Few things more recently sell in an industry like professional wrestling as much as tournaments do.
World Wrestling Entertainment, the biggest promotion in the industry, have not missed the trend. Seeing their own success in the genre with 2016’s Cruiserweight Classic, the WWE focused on women competitors this year with the Mae Young Classic.
Much like the CWC, the WWE filled the MYC bracket with a healthy mix on American independent favorites (Candice LeRae, Tessa Blanchard, Santana Garrett), international stars (Kairi Sane, Piper Niven, Toni Storm, Jazzy Gabert), veterans (Princesa Sugehit, Mercedes Martinez, Kay Lee Ray, Mia Yim, Marti Belle, Serena Deeb), and talent from their developmental brand NXT (Abbey Laith, Dakota Kai, Bianca Belair, Rhea Ripley, Lacey Evans, Taynara Conti, Reina Gonzales, Zeda, Xia Li, and Kavita Devi among others.) The tournament was also held at Full Sail University, the home of NXT and where the CWC was taped.
To say that it was a success might be an understatement.
From the ‘Parade of Champions’ announcing the competitors to taking a cue from other streaming services like Netflix and Hulu and releasing the tournament rounds to enable binge watching, the WWE has seen interest in the MYC reach levels likely not expected. The entire first round was released tin the WWE Network on August 28 with the rest of the tournament up to the semifinals being released the following week on September 4. In those two weeks the tournament, which was broken down into eight episodes, became eight of the ten most watched programs on the WWE network in that time followed by an episode of the cruiserweight show 205 Live and the 2017 SummerSlam pay-per-view. This shows that releasing the event for binge watching works as well the weekly format the CWC was released in. Having the final between Sane and Shayna Baszler be a live event at the Thomas & Mack Center in Las Vegas following the September 12 episode of SmackDown Live rather than keeping it at Full Sail shows how much WWE values the tournament and the impact it will have on women wrestlers, an impact that can’t be understated.

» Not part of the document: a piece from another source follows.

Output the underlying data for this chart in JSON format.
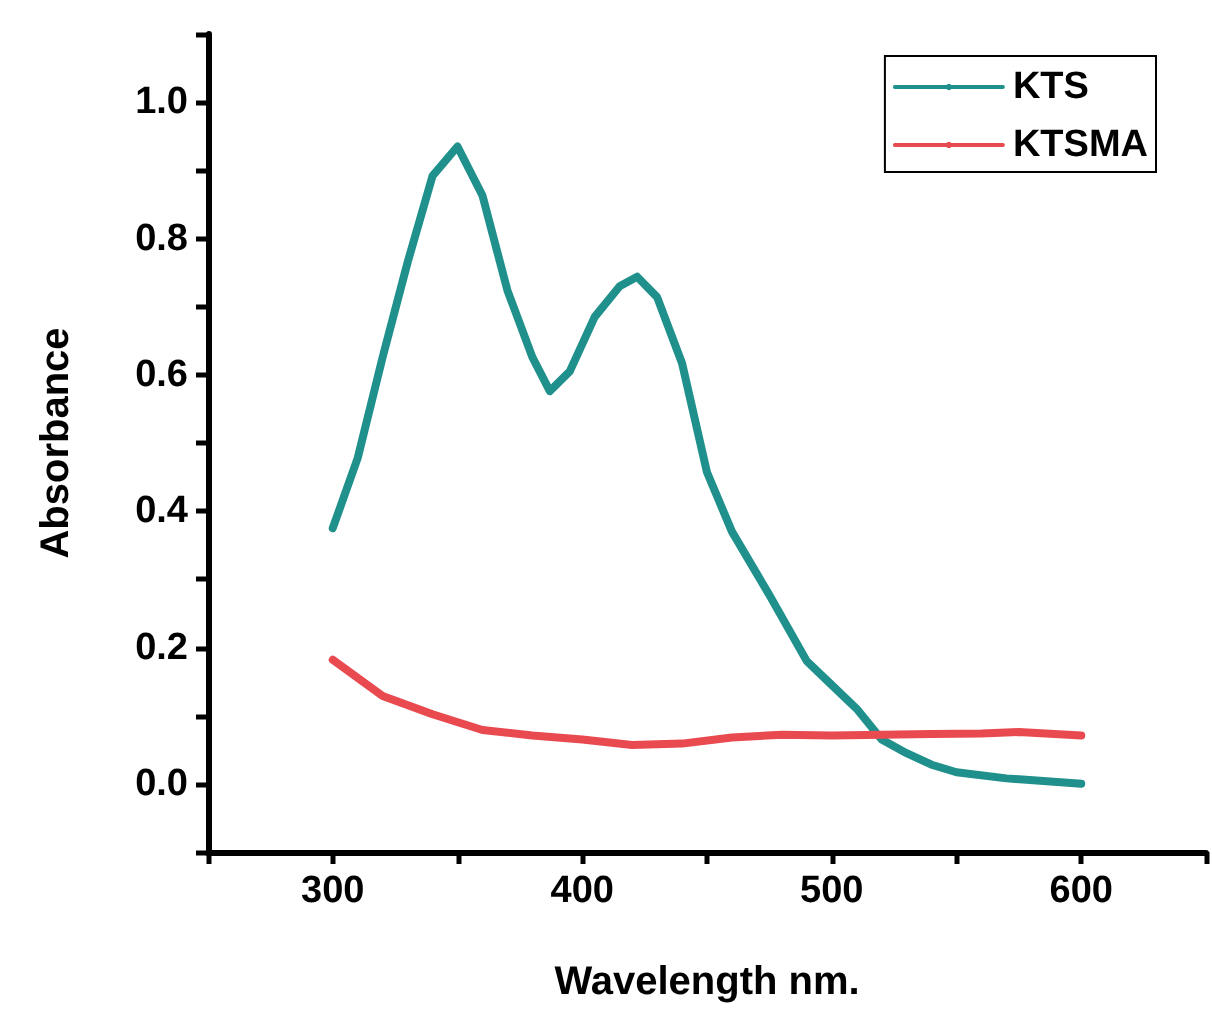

While many publications have correctly pointed out that WWE is just fixing a problem they themselves created in the Attitude Era when it comes to how female talent were shown, it can’t be said that the effort hasn’t been honest. The company is coming a long way from presenting women as oversexualized ‘Divas’ who competed in bikini contests and Bra & Panty matches. The Women’s Revolution that was started in 2015 by Stephanie McMahon brought talent like Charlotte Flair, Becky Lynch, Sasha Banks, and in 2016 Bayley and has helped change the level of competition. The MYC, a brainchild of Paul ‘Triple H’ Levesque, is a further step in the right direction and not just for WWE.
The independent wrestling scene has long toiled with the WWE treating it as it didn’t exist. That is starting to change and it showed in the MYC commentary that featured WWE Hall of Famers Jim Ross and Lita. Promotions such as Pro Wrestling Guerrila, Chikara, Japan’s Stardom, England’s Progress, and Shimmer were mentioned throughout the tournament. Shimmer, whose roster is exclusive female, will likely be the biggest beneficiary as not only did the promotion allow WWE to use its video footage, but a good amount of MYC participants along with newer NXT talent such as Laith and Ruby Riot are Shimmer alumni.
The reception that the MYC has received both within and outside the wrestling world has been positive enough that it already may be changing WWE’s plans when it comes to what tournament the company wants to do in 2018. It has been speculated that a tag team event was in the cards but the MYC has done well enough that a second edition is not out of the question.
The WWE has learned enough from the MYC to know that there is a hunger for women’s wrestling at a high level and hopefully it will provide much more of that in the future.